My curiosity serves no real purpose, as far as I can see. I want to know how things work. But, the moment I work out one thing, I immediately focus on something else. No, I am not attention-deficit. I will usually work the how to a reasonable depth before I move on. It is usually only when the next logical step in the answering of the question is finding a use for the solution that I move on. Curiosity is like an art form for me. The only purpose it serves is to sustain itself.


I read quite a bit. It used to be mainly fiction that I was interested in, until I started writing fiction of my own. Then, I developed a gradual decrement in my taste for fantasy literature as I realized that my daydreams were often wilder than the novels I read. Often, while reading a novel, I would pause and imagine how I might myself have written the remainder. Usually, I would be disappointed in the authors plot and endings. I am not saying that I was more creative than the authors (after all, many of these books were international bestsellers), just that I could imagine plots that were more intriguing to me than the original works.


So, I slowly shifted to non-fiction. Now, I could not daydream the endings to these works. (Actually, I could. Unfortunately, that defeats the purpose of "non-fiction".) What I could do, however, was seek answers. I could read a work on any topic with a few questions I wanted answers to. If I realized that answers were not forthcoming, I would stop reading and change the topic. My topics of interest were not limited to a few fields of knowledge, however. I could (and still can) jump topics as far spaced as ancient Egyptian religion to microeconomic theory to cookbooks to self-help to technical knowledge inside the space of an hour.

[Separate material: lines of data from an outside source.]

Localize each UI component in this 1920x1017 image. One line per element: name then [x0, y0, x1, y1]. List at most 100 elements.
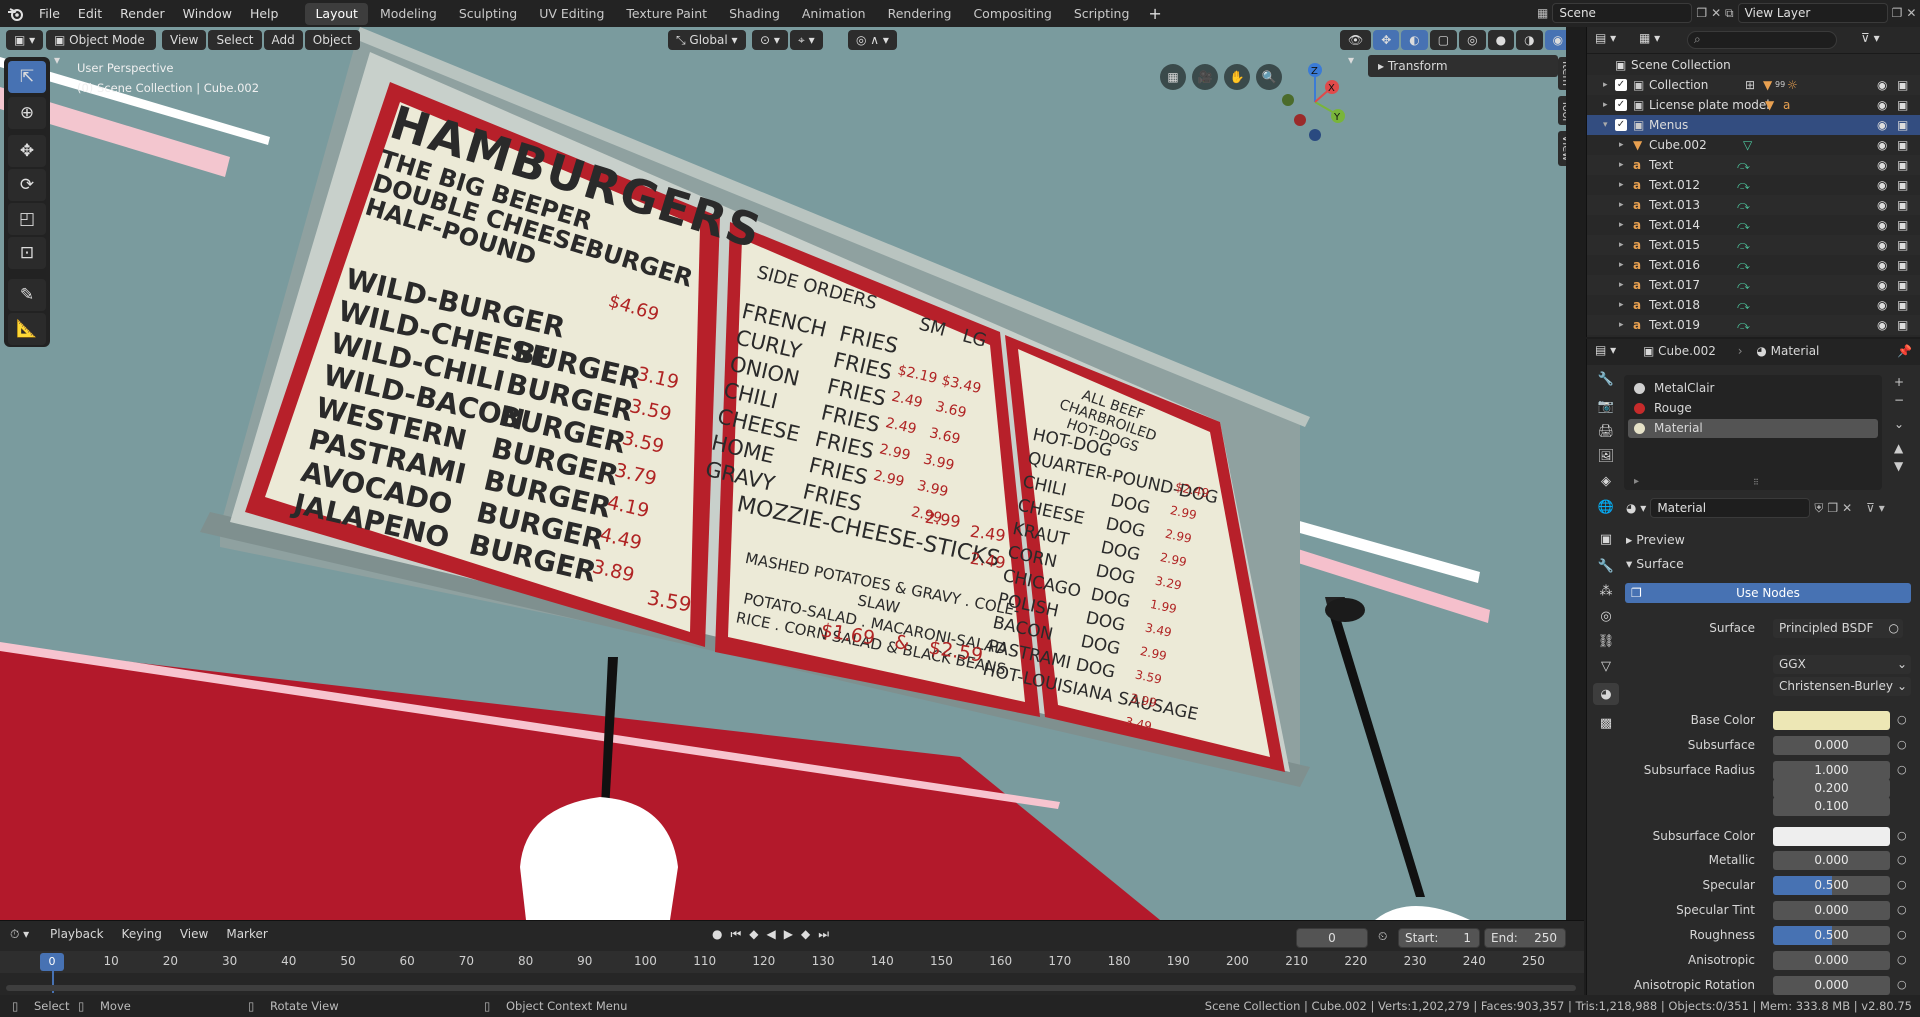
curve-data-icon[interactable]: ⤼	[1737, 235, 1750, 255]
slot-list-resize-handle[interactable]: ⠿	[1753, 478, 1759, 487]
axis-gizmo[interactable]: Z X Y	[1280, 62, 1350, 142]
expand-arrow-icon[interactable]: ▸	[1619, 255, 1624, 275]
light-object-icon[interactable]: ☼	[1787, 75, 1798, 95]
camera-view-icon[interactable]: 🎥	[1192, 64, 1218, 90]
object-props-icon[interactable]: ▣	[1593, 528, 1619, 550]
new-view-layer-icon[interactable]: ❐	[1892, 6, 1903, 20]
jump-end-icon[interactable]: ⏭	[818, 927, 829, 942]
display-mode-icon[interactable]: ▦ ▾	[1639, 31, 1660, 45]
tool-settings-icon[interactable]: 🔧	[1593, 368, 1619, 390]
timeline-menu-keying[interactable]: Keying	[116, 925, 168, 943]
socket-link-icon[interactable]: ○	[1897, 878, 1907, 891]
shading-wireframe-icon[interactable]: ◎	[1459, 30, 1486, 50]
outliner-row-text-019[interactable]: ▸ a Text.019 ⤼ ◉ ▣	[1587, 315, 1920, 335]
editor-type-button[interactable]: ▣ ▾	[6, 30, 44, 50]
expand-arrow-icon[interactable]: ▸	[1619, 155, 1624, 175]
cursor-tool[interactable]: ⊕	[8, 97, 46, 129]
expand-arrow-icon[interactable]: ▸	[1619, 275, 1624, 295]
menu-file[interactable]: File	[30, 0, 69, 27]
output-props-icon[interactable]: 🖨	[1593, 420, 1619, 442]
checkbox-icon[interactable]: ✓	[1615, 79, 1627, 91]
node-link-icon[interactable]: ⊽ ▾	[1866, 501, 1885, 515]
outliner-row-text[interactable]: ▸ a Text ⤼ ◉ ▣	[1587, 155, 1920, 175]
prev-keyframe-icon[interactable]: ◆	[749, 927, 758, 942]
render-camera-icon[interactable]: ▣	[1897, 235, 1908, 255]
tab-uv-editing[interactable]: UV Editing	[529, 3, 614, 25]
render-camera-icon[interactable]: ▣	[1897, 195, 1908, 215]
anisotropic-field[interactable]: 0.000	[1773, 951, 1890, 970]
new-material-icon[interactable]: ❐	[1827, 501, 1838, 515]
zoom-view-icon[interactable]: 🔍	[1256, 64, 1282, 90]
text-object-icon[interactable]: a	[1783, 95, 1790, 115]
subsurface-radius-field[interactable]: 1.000	[1773, 761, 1890, 780]
scene-selector[interactable]: Scene	[1552, 3, 1693, 23]
timeline-menu-view[interactable]: View	[174, 925, 214, 943]
view-layer-props-icon[interactable]: 🖼	[1593, 445, 1619, 467]
expand-arrow-icon[interactable]: ▸	[1619, 175, 1624, 195]
viewport-menu-add[interactable]: Add	[263, 30, 303, 50]
render-camera-icon[interactable]: ▣	[1897, 95, 1908, 115]
outliner-row-text-018[interactable]: ▸ a Text.018 ⤼ ◉ ▣	[1587, 295, 1920, 315]
timeline-menu-playback[interactable]: Playback	[44, 925, 110, 943]
socket-link-icon[interactable]: ○	[1897, 903, 1907, 916]
tab-animation[interactable]: Animation	[792, 3, 876, 25]
surface-panel-header[interactable]: ▾ Surface	[1626, 556, 1684, 571]
shading-solid-icon[interactable]: ●	[1487, 30, 1515, 50]
outliner-editor-icon[interactable]: ▤ ▾	[1595, 31, 1616, 45]
curve-data-icon[interactable]: ⤼	[1737, 315, 1750, 335]
shading-material-icon[interactable]: ◑	[1516, 30, 1543, 50]
orientation-dropdown[interactable]: ⤡ Global ▾	[668, 30, 746, 50]
render-camera-icon[interactable]: ▣	[1897, 75, 1908, 95]
remove-slot-icon[interactable]: −	[1894, 393, 1904, 407]
outliner-row-license-plate-model[interactable]: ▸ ✓ ▣ License plate model ▼ a ◉ ▣	[1587, 95, 1920, 115]
menu-render[interactable]: Render	[111, 0, 174, 27]
tab-scripting[interactable]: Scripting	[1064, 3, 1140, 25]
tab-sculpting[interactable]: Sculpting	[449, 3, 527, 25]
tab-shading[interactable]: Shading	[719, 3, 790, 25]
jump-start-icon[interactable]: ⏮	[730, 927, 741, 942]
grid-view-icon[interactable]: ▦	[1160, 64, 1186, 90]
expand-arrow-icon[interactable]: ▸	[1619, 215, 1624, 235]
curve-data-icon[interactable]: ⤼	[1737, 155, 1750, 175]
visibility-eye-icon[interactable]: ◉	[1877, 275, 1887, 295]
socket-link-icon[interactable]: ○	[1897, 829, 1907, 842]
unlink-material-icon[interactable]: ✕	[1842, 501, 1852, 515]
preview-panel-header[interactable]: ▸ Preview	[1626, 532, 1685, 547]
render-camera-icon[interactable]: ▣	[1897, 215, 1908, 235]
material-browse-icon[interactable]: ◕ ▾	[1626, 501, 1646, 515]
expand-arrow-icon[interactable]: ▸	[1619, 135, 1624, 155]
visibility-eye-icon[interactable]: ◉	[1877, 235, 1887, 255]
play-icon[interactable]: ▶	[784, 927, 793, 942]
fake-user-icon[interactable]: ⛨	[1814, 501, 1823, 516]
curve-data-icon[interactable]: ⤼	[1737, 255, 1750, 275]
material-slot-rouge[interactable]: Rouge	[1628, 399, 1878, 418]
material-slot-material[interactable]: Material	[1628, 419, 1878, 438]
annotate-tool[interactable]: ✎	[8, 279, 46, 311]
curve-data-icon[interactable]: ⤼	[1737, 175, 1750, 195]
mesh-data-icon[interactable]: ▽	[1743, 135, 1752, 155]
snap-toggle[interactable]: ⌖ ▾	[790, 30, 823, 50]
subsurface-radius-4-field[interactable]: 0.100	[1773, 797, 1890, 816]
mesh-object-icon[interactable]: ▼	[1765, 95, 1774, 115]
physics-props-icon[interactable]: ◎	[1593, 605, 1619, 627]
visibility-eye-icon[interactable]: ◉	[1877, 195, 1887, 215]
material-props-icon[interactable]: ◕	[1593, 683, 1619, 705]
material-slot-metalclair[interactable]: MetalClair	[1628, 379, 1878, 398]
tab-texture-paint[interactable]: Texture Paint	[616, 3, 717, 25]
socket-link-icon[interactable]: ○	[1897, 738, 1907, 751]
tab-layout[interactable]: Layout	[305, 2, 368, 25]
socket-link-icon[interactable]: ○	[1897, 928, 1907, 941]
select-box-tool[interactable]: ⇱	[8, 61, 46, 93]
visibility-eye-icon[interactable]: ◉	[1877, 315, 1887, 335]
specular-tint-field[interactable]: 0.000	[1773, 901, 1890, 920]
render-camera-icon[interactable]: ▣	[1897, 275, 1908, 295]
subsurface-color-field[interactable]	[1773, 827, 1890, 846]
viewport-menu-select[interactable]: Select	[208, 30, 262, 50]
record-icon[interactable]: ●	[712, 927, 722, 942]
outliner-root-row[interactable]: ▣ Scene Collection	[1587, 55, 1920, 75]
menu-window[interactable]: Window	[174, 0, 241, 27]
add-slot-icon[interactable]: +	[1894, 375, 1904, 389]
expand-arrow-icon[interactable]: ▸	[1603, 75, 1608, 95]
timeline-editor-icon[interactable]: ⏱ ▾	[10, 927, 29, 942]
subsurface-field[interactable]: 0.000	[1773, 736, 1890, 755]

But, I struggled to make a complete meal from my random grazings on these various pastures. I was gathering information from varied sources, but was not organizing it into knowledge that could be used for a logical purpose. Occasionally, as I tried to make sense of it all and put things into a semblance of order, I came to multiple loose ends, that were too short to tie up but too connected to be thrown away.


Then, one night, it struck me. I was actively seeking more and more information just to perpetuate my need for more and more information. I was not hoarding the information, however. I have forgotten or misplaced a lot of it and have wilingly given up even more. I was just accumulating it for no purpose other than making sure I always sought more of it. For me, it served no purpose other than itself. It was art.


While I might try to arrange this information into theories, the theories themselves are meant to serve no greater purpose. They too are art forms that have been created for the sole purpose of their own existence. Maybe, someday, some of it might make sense to somebody, somewhere. But for now, it is art, pure and simple. It exists for itself. And, if someday, it ceases to be art, perhaps it will turn into something useful.